Keep the Lights On Afterschool for Minnesota’s Youth
October 26 is the 18th annual Lights On Afterschool (LoA), a day for afterschool programs across the country and Minnesota to celebrate the role afterschool programs play in the lives of youth, families, and communities. Library partnerships between afterschool programs and libraries is a major theme for LoA this year.
Ignite Afterschool is partnering with the Weisman Art Museum for a special event in the Twin Cities on Thursday, October 26, 3:30-6 p.m. Register today for the Lights On Afterschool Weisman Art Museum event—or better yet, volunteer at the event. Ignite Afterschool is seeking volunteers for two shifts: 1) Shift A: 3-4:30 p.m. 2) Shift B: 4:30-6 p.m. Contact Matt Ramirez at Ignite Afterschool for more information or to volunteer.
If your community is planning an LoA event, register your event today to receive 10 free posters. Visit the LoA website to get more information and learn how to get involved.
YALSA 2018 Summer Learning Grants Available
YALSA is awarding twenty $1,000 grants to support libraries’ efforts to reach underserved teens over the summer months, as well as another twenty $1,000 grants to support hiring teen interns over the summer. Visit YALSA’s summer learning webpage to learn more and apply.
Becoming American Grant Opportunity
Your library can apply to participate in Becoming American: A Documentary Film and Discussion Series on Our Immigration Experience, a six-week public program featuring documentary film screenings and scholar-led discussions designed to encourage an informed discussion of immigration issues against the backdrop of our immigration history.
The project will provide participating organizations (libraries, museums, historical societies, and cultural centers) with DVDs of carefully selected, compelling documentary films; discussion guidelines; original essays by eminent immigration scholars; extensive resource guides; and web support including training in how to organize, promote and run the series successfully.
In addition, each of the 32 nonprofit organizations selected to implement Becoming American will receive a cash award of $1,300 for project expenses.
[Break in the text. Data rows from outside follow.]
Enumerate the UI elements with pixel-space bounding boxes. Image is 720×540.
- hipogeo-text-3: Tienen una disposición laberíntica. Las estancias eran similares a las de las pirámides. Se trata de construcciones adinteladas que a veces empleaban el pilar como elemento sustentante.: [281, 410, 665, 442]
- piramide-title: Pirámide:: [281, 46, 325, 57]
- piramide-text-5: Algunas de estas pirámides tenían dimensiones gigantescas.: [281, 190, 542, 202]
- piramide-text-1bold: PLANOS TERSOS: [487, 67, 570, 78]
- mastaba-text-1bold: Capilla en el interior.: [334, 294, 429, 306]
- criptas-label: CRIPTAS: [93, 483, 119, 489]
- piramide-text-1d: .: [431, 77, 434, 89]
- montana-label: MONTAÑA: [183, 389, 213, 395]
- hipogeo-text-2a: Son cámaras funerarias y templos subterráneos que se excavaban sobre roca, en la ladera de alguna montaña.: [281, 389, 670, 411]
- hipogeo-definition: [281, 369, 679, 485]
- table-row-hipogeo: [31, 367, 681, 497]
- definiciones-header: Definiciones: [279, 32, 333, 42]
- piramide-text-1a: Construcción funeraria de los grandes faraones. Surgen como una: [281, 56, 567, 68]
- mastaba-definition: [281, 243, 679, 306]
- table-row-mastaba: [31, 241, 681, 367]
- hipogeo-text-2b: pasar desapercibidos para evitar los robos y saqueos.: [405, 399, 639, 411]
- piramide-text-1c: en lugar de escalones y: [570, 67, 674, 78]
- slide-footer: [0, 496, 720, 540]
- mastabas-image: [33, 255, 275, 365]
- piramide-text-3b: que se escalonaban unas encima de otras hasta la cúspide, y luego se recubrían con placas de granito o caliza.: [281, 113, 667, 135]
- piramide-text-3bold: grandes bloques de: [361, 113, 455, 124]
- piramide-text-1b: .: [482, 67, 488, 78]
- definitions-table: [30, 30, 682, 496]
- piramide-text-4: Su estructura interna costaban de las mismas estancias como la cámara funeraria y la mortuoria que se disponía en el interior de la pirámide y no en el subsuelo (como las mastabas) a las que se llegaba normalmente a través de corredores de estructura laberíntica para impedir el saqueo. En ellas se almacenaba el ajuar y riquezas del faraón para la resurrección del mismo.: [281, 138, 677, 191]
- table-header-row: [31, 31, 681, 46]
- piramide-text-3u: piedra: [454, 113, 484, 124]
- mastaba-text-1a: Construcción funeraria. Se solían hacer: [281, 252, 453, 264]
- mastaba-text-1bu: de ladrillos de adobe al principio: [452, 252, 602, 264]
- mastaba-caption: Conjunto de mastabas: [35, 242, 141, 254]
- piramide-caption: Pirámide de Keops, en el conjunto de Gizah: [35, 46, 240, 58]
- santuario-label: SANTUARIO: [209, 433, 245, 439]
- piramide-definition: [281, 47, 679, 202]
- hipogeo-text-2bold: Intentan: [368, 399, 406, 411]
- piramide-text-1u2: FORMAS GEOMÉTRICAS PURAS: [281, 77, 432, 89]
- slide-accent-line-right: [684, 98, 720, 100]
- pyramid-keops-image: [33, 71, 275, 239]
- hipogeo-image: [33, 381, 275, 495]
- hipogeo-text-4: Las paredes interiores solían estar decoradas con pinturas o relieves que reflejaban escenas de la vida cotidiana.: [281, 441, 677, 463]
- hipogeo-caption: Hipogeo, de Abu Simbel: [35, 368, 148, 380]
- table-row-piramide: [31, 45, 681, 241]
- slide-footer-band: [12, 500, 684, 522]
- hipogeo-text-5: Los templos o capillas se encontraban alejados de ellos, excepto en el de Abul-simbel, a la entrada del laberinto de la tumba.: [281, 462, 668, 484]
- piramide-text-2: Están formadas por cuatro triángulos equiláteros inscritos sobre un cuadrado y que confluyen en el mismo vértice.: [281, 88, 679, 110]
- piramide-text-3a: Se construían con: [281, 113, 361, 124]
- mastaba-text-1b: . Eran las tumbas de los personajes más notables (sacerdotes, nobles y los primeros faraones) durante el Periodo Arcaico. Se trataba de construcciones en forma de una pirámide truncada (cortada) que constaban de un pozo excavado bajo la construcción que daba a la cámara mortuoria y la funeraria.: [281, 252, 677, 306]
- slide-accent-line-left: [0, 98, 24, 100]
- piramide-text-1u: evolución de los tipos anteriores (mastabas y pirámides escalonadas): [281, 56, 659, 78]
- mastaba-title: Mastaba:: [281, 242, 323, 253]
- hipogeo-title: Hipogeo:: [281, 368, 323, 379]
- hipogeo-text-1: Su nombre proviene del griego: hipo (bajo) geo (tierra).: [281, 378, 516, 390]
Participating institutions are expected to offer this six-week program sometime during the period June 1, 2018, and May 31, 2019. Guidelines and applications are available on the Becoming American website. The application deadline is December 1, 2017.
Questions about the selection guidelines, process, or requirements should be directed to City Lore (212-529-1955 x13).
New Digital Exhibit from the Kerlan Collection
Children’s Book Art: Techniques and Media is the newest digital asset in the Kerlan Children’s Literature Research Collections’ digital exhibits project. The exhibit showcases art from the Kerlan Collection, and provides an invaluable resource for anyone interested in exploring the world of illustration through the artistic techniques employed by the country’s most popular illustrators.
The Kerlan Collection at the University of Minnesota Archives and Special Collections is one of the leading repositories of rare books, process art, and manuscripts of children’s literature. The collection includes rare volumes of Mother Goose from the 1800s as well as works by contemporary creators like Jane Yolen, Sharon Creech, Christopher Paul Curtis, and Melissa Sweet. The University of Minnesota Libraries’ mission is to share these riches with teachers of children, youth services librarians, teachers of teachers, students of creative writing and art, and anyone who is interested in the craft of making children’s books. Check out all of the Kerlan’s digital exhibits on the University of Minnesota website.